L’étude de Bulman (2004) ajoute qu’en plus d’avoir des ressources financières, culturelles et sociales, il est important d’avoir accès à l’information pour faire le choix d’un établissement scolaire. Dans sa recherche auprès de 88 parents ayant un enfant en 9e année dans une école

publique, privée, catholique ou chrétienne des États-Unis, il souligne que le fait de posséder ces ressources n’implique pas nécessairement qu’elles seront utilisées sur le quasi-marché scolaire (Bulman, 2004). L’auteur précise qu’on devrait plutôt voir la culture comme étant l’élément à partir duquel les familles saisissent la signification de l’éducation. Le capital économique et culturel

facilite certes le choix scolaire des familles parce qu’ils peuvent l’investir dans le champ de l’éducation, mais c’est à partir des conceptions et des perceptions que ce font les parents que la décision d’investir ces ressources sera basée (Bulman, 2004). Ultimement, la recherche de Bulman montre trois choses. Même si les parents ont des visions différentes du rôle qu’ils doivent jouer dans l’éducation de leur enfant, tous s’entendent pour dire que l’éducation est importante. Après, les familles avec plus de capital financier et les attentes scolaires les plus élevées pour leur enfant sont celles qui sont les plus actives pour choisir une école. Enfin, l’auteur mentionne que les parents n’ont souvent qu’une connaissance superficielle de ce qu’est une bonne école et que les informations qu’ils possèdent sur les écoles sont souvent de l’ordre des rumeurs.

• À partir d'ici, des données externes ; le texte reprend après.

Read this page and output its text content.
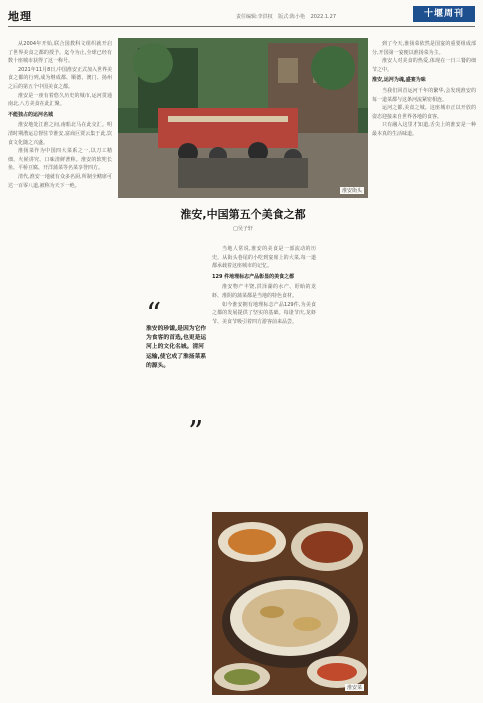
地理	责任编辑:李洪权 版式:陈小艳 2022.1.27	十堰周刊

从2004年开始,联合国教科文组织就开启了世界美食之都的授予。迄今为止,全球已经有数十座城市获得了这一称号。

2021年11月8日,中国淮安正式加入世界美食之都的行列,成为继成都、顺德、澳门、扬州之后的第五个中国美食之都。

淮安是一座有着悠久历史的城市,运河贯通南北,八方美食在此汇聚。

不能独占的运河名城

淮安地处江淮之间,南船北马在此交汇。明清时期漕运总督驻节淮安,富商巨贾云集于此,饮食文化随之兴盛。

淮扬菜作为中国四大菜系之一,以刀工精细、火候讲究、口味清鲜著称。淮安的软兜长鱼、平桥豆腐、开洋蒲菜等名菜享誉四方。

清代,淮安一地就有众多名厨,所制全鳝席可达一百零八道,被称为天下一绝。

淮安街头
淮安,中国第五个美食之都
□吴子轩
“
淮安的珍馐,是因为它作为食客的首选,也更是运河上的文化名城。清河运输,使它成了淮扬菜系的源头。
”

当地人常说,淮安的美食是一部流动的历史。从街头巷尾的小吃到宴席上的大菜,每一道都承载着这座城市的记忆。

129 件地理标志产品彰显的美食之都

淮安物产丰饶,洪泽湖的水产、盱眙的龙虾、淮阴的蒲菜都是当地的特色食材。

如今淮安拥有地理标志产品129件,为美食之都的发展提供了坚实的基础。每逢节庆,龙虾节、美食节吸引着四方游客前来品尝。

淮安菜

到了今天,淮扬菜依然是国宴的重要组成部分,开国第一宴便以淮扬菜为主。

淮安人对美食的热爱,体现在一日三餐的细节之中。

淮安,运河为魂,盛宴为味

当我们回首运河千年的繁华,会发现淮安的每一道菜都与这条河流紧密相连。

运河之都,美食之城。这座城市正以开放的姿态迎接来自世界各地的食客。

只有融入这里才知道,舌尖上的淮安是一种最本真的生活味道。
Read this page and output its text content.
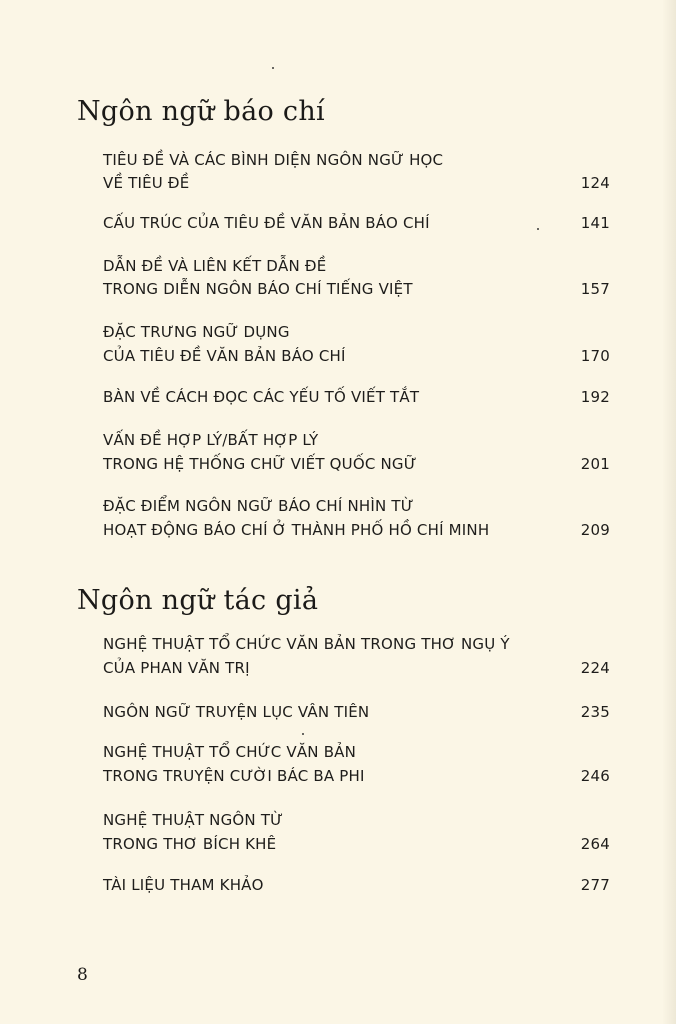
Ngôn ngữ báo chí
TIÊU ĐỀ VÀ CÁC BÌNH DIỆN NGÔN NGỮ HỌC
VỀ TIÊU ĐỀ	124
CẤU TRÚC CỦA TIÊU ĐỀ VĂN BẢN BÁO CHÍ	141
DẪN ĐỀ VÀ LIÊN KẾT DẪN ĐỀ
TRONG DIỄN NGÔN BÁO CHÍ TIẾNG VIỆT	157
ĐẶC TRƯNG NGỮ DỤNG
CỦA TIÊU ĐỀ VĂN BẢN BÁO CHÍ	170
BÀN VỀ CÁCH ĐỌC CÁC YẾU TỐ VIẾT TẮT	192
VẤN ĐỀ HỢP LÝ/BẤT HỢP LÝ
TRONG HỆ THỐNG CHỮ VIẾT QUỐC NGỮ	201
ĐẶC ĐIỂM NGÔN NGỮ BÁO CHÍ NHÌN TỪ
HOẠT ĐỘNG BÁO CHÍ Ở THÀNH PHỐ HỒ CHÍ MINH	209
Ngôn ngữ tác giả
NGHỆ THUẬT TỔ CHỨC VĂN BẢN TRONG THƠ NGỤ Ý
CỦA PHAN VĂN TRỊ	224
NGÔN NGỮ TRUYỆN LỤC VÂN TIÊN	235
NGHỆ THUẬT TỔ CHỨC VĂN BẢN
TRONG TRUYỆN CƯỜI BÁC BA PHI	246
NGHỆ THUẬT NGÔN TỪ
TRONG THƠ BÍCH KHÊ	264
TÀI LIỆU THAM KHẢO	277
8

La dernière étude abordée dans cette section est celle de Barthon et Monfroy (2010), qui aborde le choix scolaire en mettant l’accent sur la dimension spatiale de ce choix. Tout dépendant l’espace social et urbain qu’elles occupent, les familles n’ont pas accès à la même offre d’école. Soulevant un débat théorique12 concernant le statut du capital spatial, les auteures s’appuient sur les travaux de

Lévy (1994) qui postule :

Control over their relationship with the urban space, including their capacity to strategically choose their residential neighbourhood and/or their mobility capacity, which allows them to benefit from a better school provision, may consequently be considered as a resource in its own right, turning the spatial dimension into a specific, autonomous capital compared with other types of capital, that is, a sort of spatial capital (Lévy, 1994 ; dans Barthon et Monfroy, 2010, p. 178).

Les résultats de recherche montrent que le capital spatial n’est pas indépendant des autres formes de capital. Toutefois, la dimension spatiale profite de deux façons aux familles qui sont déjà bien situées géographiquement dans la ville puisqu’ils habitent majoritairement dans les quartiers où les « meilleures » écoles sont situées et où l’offre d’écoles est abondante (Barthon et Monfroy, 2010). De la même façon, la dimension spatiale peut être une limite pour les familles vivant plus en périphérie de la ville. Ce sera intéressant de voir si cela se traduit aussi dans notre échantillon de la région de la Capitale-Nationale.